I'm facing an issue with my CloudFormation stack. I have an EC2 autoscaling group in a nested stack with an creation policy defined. Despite successful signal events being sent (they are present in CloudTrail and have the correct stack name and logical resource ID of the autoscaling group) the stack never progresses to a CREATE_COMPLETE state and is ultimately rolled back due to no success signals being received. Any ideas?
Initialization of the ASG:
const eni = new CfnNetworkInterface(...)
const instanceProfile = new InstanceProfile(...)
const asg = new CfnAutoScalingGroup(this, 'autoscaling-group', {
availabilityZones: [props.availabilityZone],
autoScalingGroupName: `${props.env}-${props.app}-${props.hostname}-autoscaling-group`,
maxSize: '1',
minSize: '0',
desiredCapacity: '1',
defaultInstanceWarmup: 60,
})
const launchTemplate = new CfnLaunchTemplate(this, 'launch-template', {
launchTemplateData: {
instanceType: props.instanceType.toString(),
keyName: props.keyName,
imageId: props.machineImage.getImage(this).imageId,
iamInstanceProfile: {
arn: instanceProfile.instanceProfileArn,
},
networkInterfaces: [{
deviceIndex: 0,
networkInterfaceId: eni.ref.toString(),
}],
userData: Fn.base64(instanceUserData({
env: props.env,
class: props.class,
hostname: props.hostname,
stackName: Stack.of(this).stackName,
asgLogicalId: asg.logicalId,
}),
),
}
})
launchTemplate.addDependency(eni)
asg.addDependency(launchTemplate)
asg.addPropertyOverride('LaunchTemplate', {
LaunchTemplateId: launchTemplate.ref,
Version: launchTemplate.attrLatestVersionNumber.toString(),
})
asg.cfnOptions.creationPolicy = {
autoScalingCreationPolicy: {
minSuccessfulInstancesPercent: 100,
},
resourceSignal: {
count: 1,
timeout: 'PT5M',
}
}
The user data script has the following call to cfn-signal:
/usr/bin/cfn-signal -e $? --stack $STACK_NAME --resource $RESOURCE_LOGICAL_ID --region $AWS_REGION
A sample redacted event payload from CloudTrail:
{
"eventVersion": "1.08",
"userIdentity": {
"type": "Unknown",
"principalId": "",
"accountId": "redacted",
"userName": ""
},
"eventTime": "2023-11-17T07:13:52Z",
"eventSource": "cloudformation.amazonaws.com",
"eventName": "SignalResource",
"awsRegion": "us-east-1",
"sourceIPAddress": "redacted",
"userAgent": "CfnTools/2.0-23 (Linux-6.1.61-85.141.amzn2023.x86_64-x86_64-with-glibc2.34) python/3.9.16",
"requestParameters": {
"uniqueId": "i-redacted",
"status": "SUCCESS",
"logicalResourceId": "redacted2B222222",
"stackName": "dev-examplestackNestedCD33333E-1J44444444444"
},
"responseElements": null,
"requestID": "redacted",
"eventID": "redacted",
"readOnly": false,
"eventType": "AwsApiCall",
"managementEvent": true,
"recipientAccountId": "redacted",
"eventCategory": "Management",
"tlsDetails": {
"tlsVersion": "TLSv1.3",
"cipherSuite": "TLS_AES_128_GCM_SHA256",
"clientProvidedHostHeader": "cloudformation.us-east-1.amazonaws.com"
}
}
There's a 5 minute timeout set on the signal, is the bootstrapping taking longer then that? I see a timestamp in the cloudtrail output, can you compare that with the rollback time in the stack events?
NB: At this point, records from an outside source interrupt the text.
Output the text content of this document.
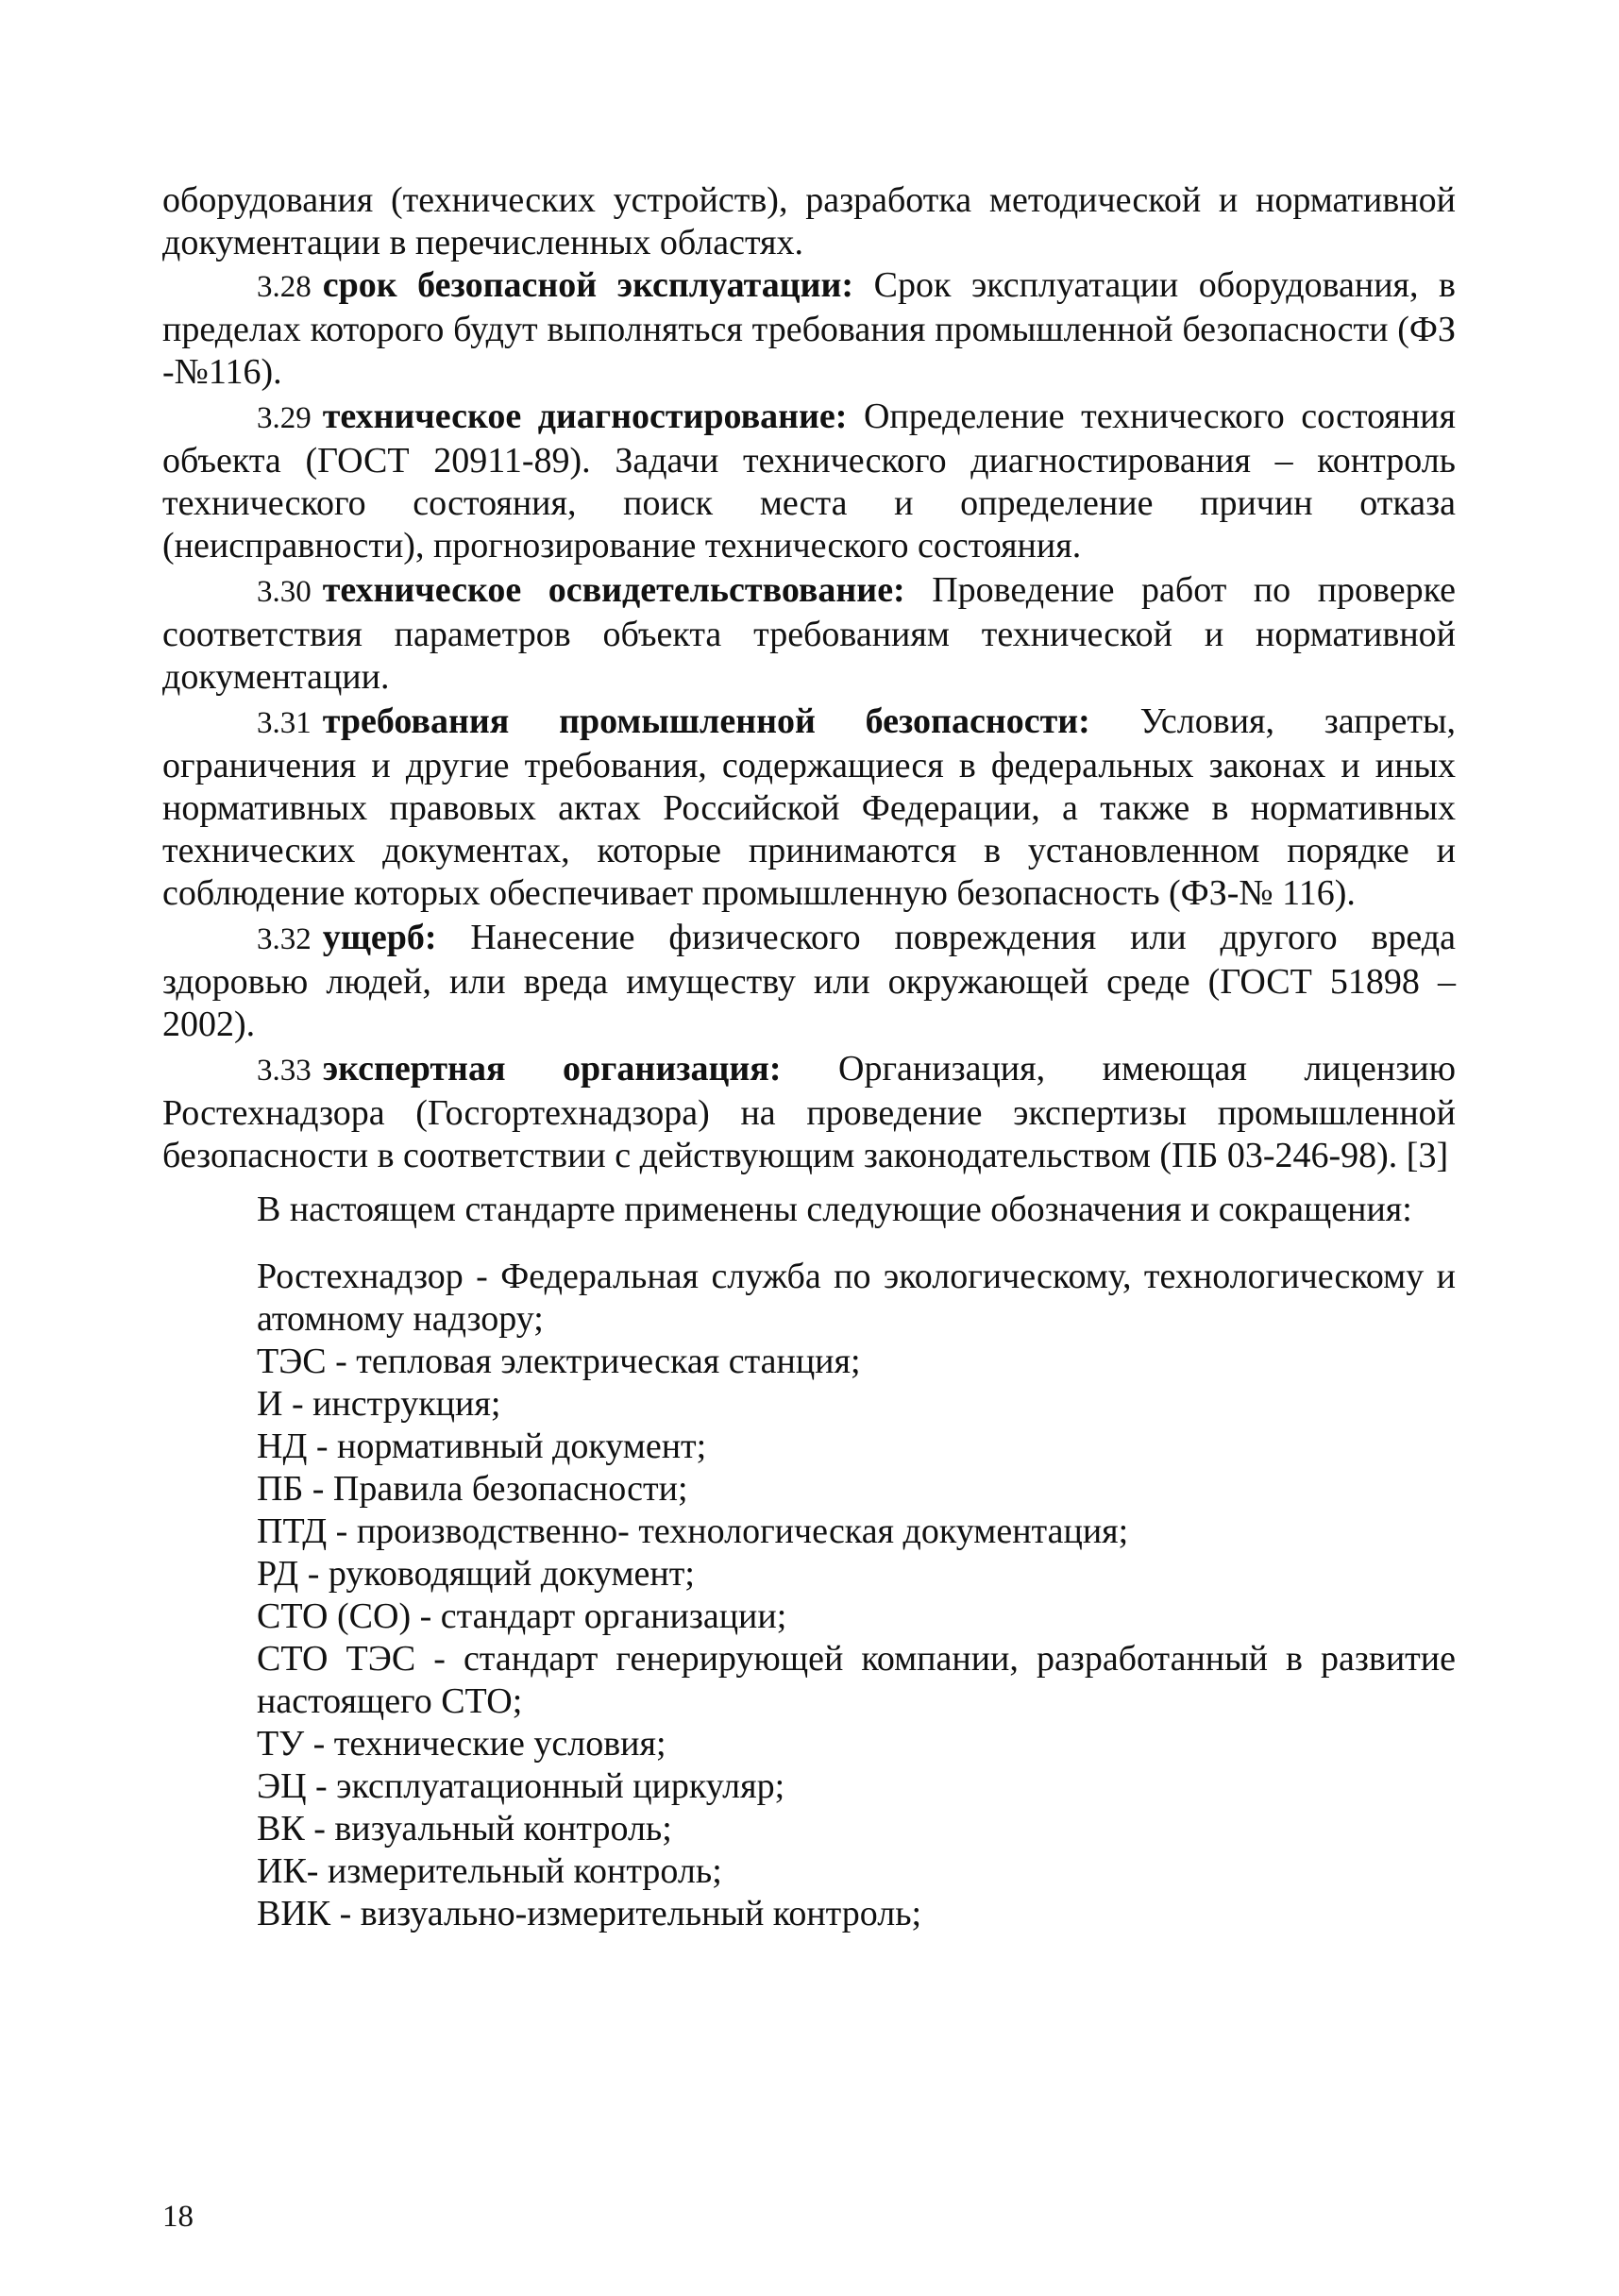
оборудования (технических устройств), разработка методической и нормативной документации в перечисленных областях.

3.28 срок безопасной эксплуатации: Срок эксплуатации оборудования, в пределах которого будут выполняться требования промышленной безопасности (ФЗ -№116).

3.29 техническое диагностирование: Определение технического состояния объекта (ГОСТ 20911-89). Задачи технического диагностирования – контроль технического состояния, поиск места и определение причин отказа (неисправности), прогнозирование технического состояния.

3.30 техническое освидетельствование: Проведение работ по проверке соответствия параметров объекта требованиям технической и нормативной документации.

3.31 требования промышленной безопасности: Условия, запреты, ограничения и другие требования, содержащиеся в федеральных законах и иных нормативных правовых актах Российской Федерации, а также в нормативных технических документах, которые принимаются в установленном порядке и соблюдение которых обеспечивает промышленную безопасность (ФЗ-№ 116).

3.32 ущерб: Нанесение физического повреждения или другого вреда здоровью людей, или вреда имуществу или окружающей среде (ГОСТ 51898 – 2002).

3.33 экспертная организация: Организация, имеющая лицензию Ростехнадзора (Госгортехнадзора) на проведение экспертизы промышленной безопасности в соответствии с действующим законодательством (ПБ 03-246-98). [3]

В настоящем стандарте применены следующие обозначения и сокращения:

Ростехнадзор - Федеральная служба по экологическому, технологическому и атомному надзору;

ТЭС - тепловая электрическая станция;

И - инструкция;

НД - нормативный документ;

ПБ - Правила безопасности;

ПТД - производственно- технологическая документация;

РД - руководящий документ;

СТО (СО) - стандарт организации;

СТО ТЭС - стандарт генерирующей компании, разработанный в развитие настоящего СТО;

ТУ - технические условия;

ЭЦ - эксплуатационный циркуляр;

ВК - визуальный контроль;

ИК- измерительный контроль;

ВИК - визуально-измерительный контроль;

18
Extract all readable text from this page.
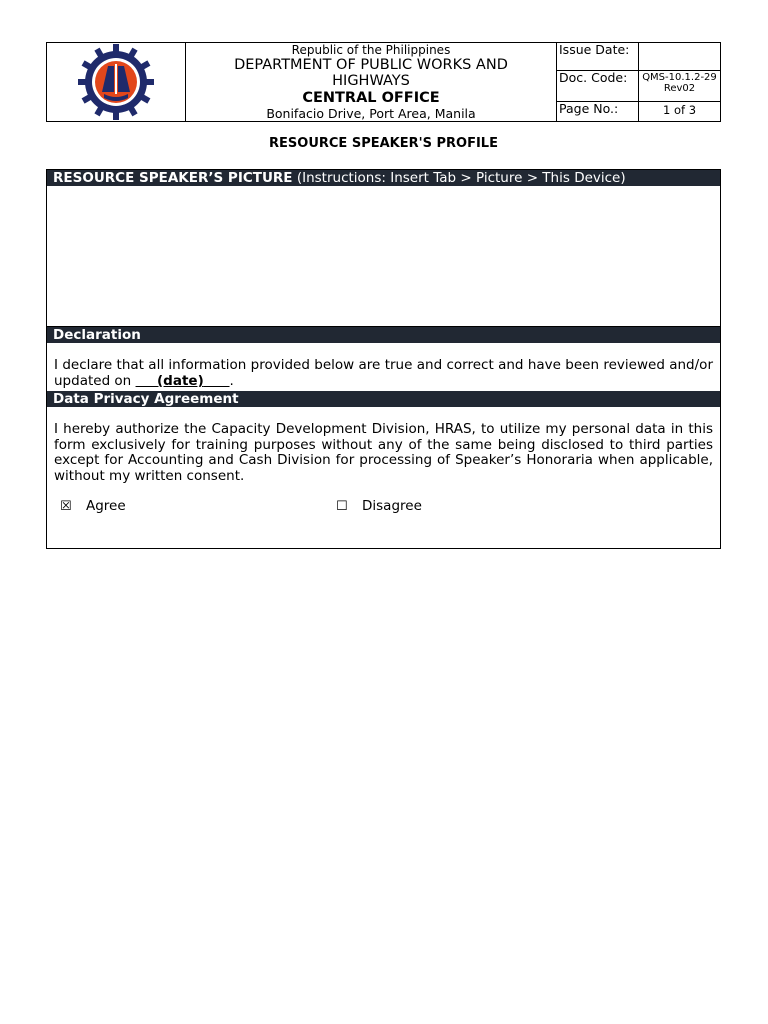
Republic of the Philippines
DEPARTMENT OF PUBLIC WORKS AND HIGHWAYS
CENTRAL OFFICE
Bonifacio Drive, Port Area, Manila
Issue Date:
Doc. Code:	QMS-10.1.2-29 Rev02
Page No.:	1 of 3
RESOURCE SPEAKER'S PROFILE
RESOURCE SPEAKER’S PICTURE (Instructions: Insert Tab > Picture > This Device)
Declaration
I declare that all information provided below are true and correct and have been reviewed and/or updated on      (date) .
Data Privacy Agreement
I hereby authorize the Capacity Development Division, HRAS, to utilize my personal data in this form exclusively for training purposes without any of the same being disclosed to third parties except for Accounting and Cash Division for processing of Speaker’s Honoraria when applicable, without my written consent.
☒	Agree	☐	Disagree
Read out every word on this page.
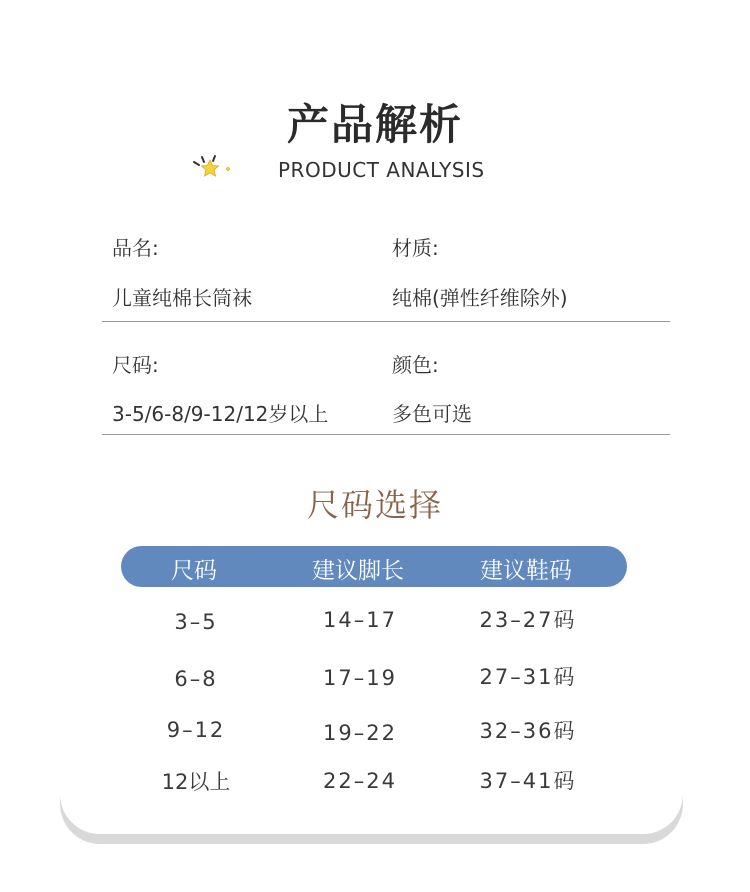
产品解析
PRODUCT ANALYSIS
品名:
儿童纯棉长筒袜
材质:
纯棉(弹性纤维除外)
尺码:
3-5/6-8/9-12/12岁以上
颜色:
多色可选
尺码选择
尺码	建议脚长	建议鞋码
3–5	14–17	23–27码
6–8	17–19	27–31码
9–12	19–22	32–36码
12以上	22–24	37–41码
The timeout was adjusted to 5 minutes during our investigation. The original timeout was set for 10 minutes -- the cfn-signal is sent within 2 minutes of the instance transitioning to the RUNNING state.
When you look in the CFN Stack Events, does it show the ASG timed out from something like "no signals received, treating as failure due to MinSuccessfulInstances"? I just replicated this in a normal CFN template (no CDK), and it worked, so it doesn't seem like a bug. Do you have a support plan on this account to be able to open a case for someone to review your resources?
The only thing I can think of at this point is maybe the wrong logical_ID or nestedStack names are getting passed in?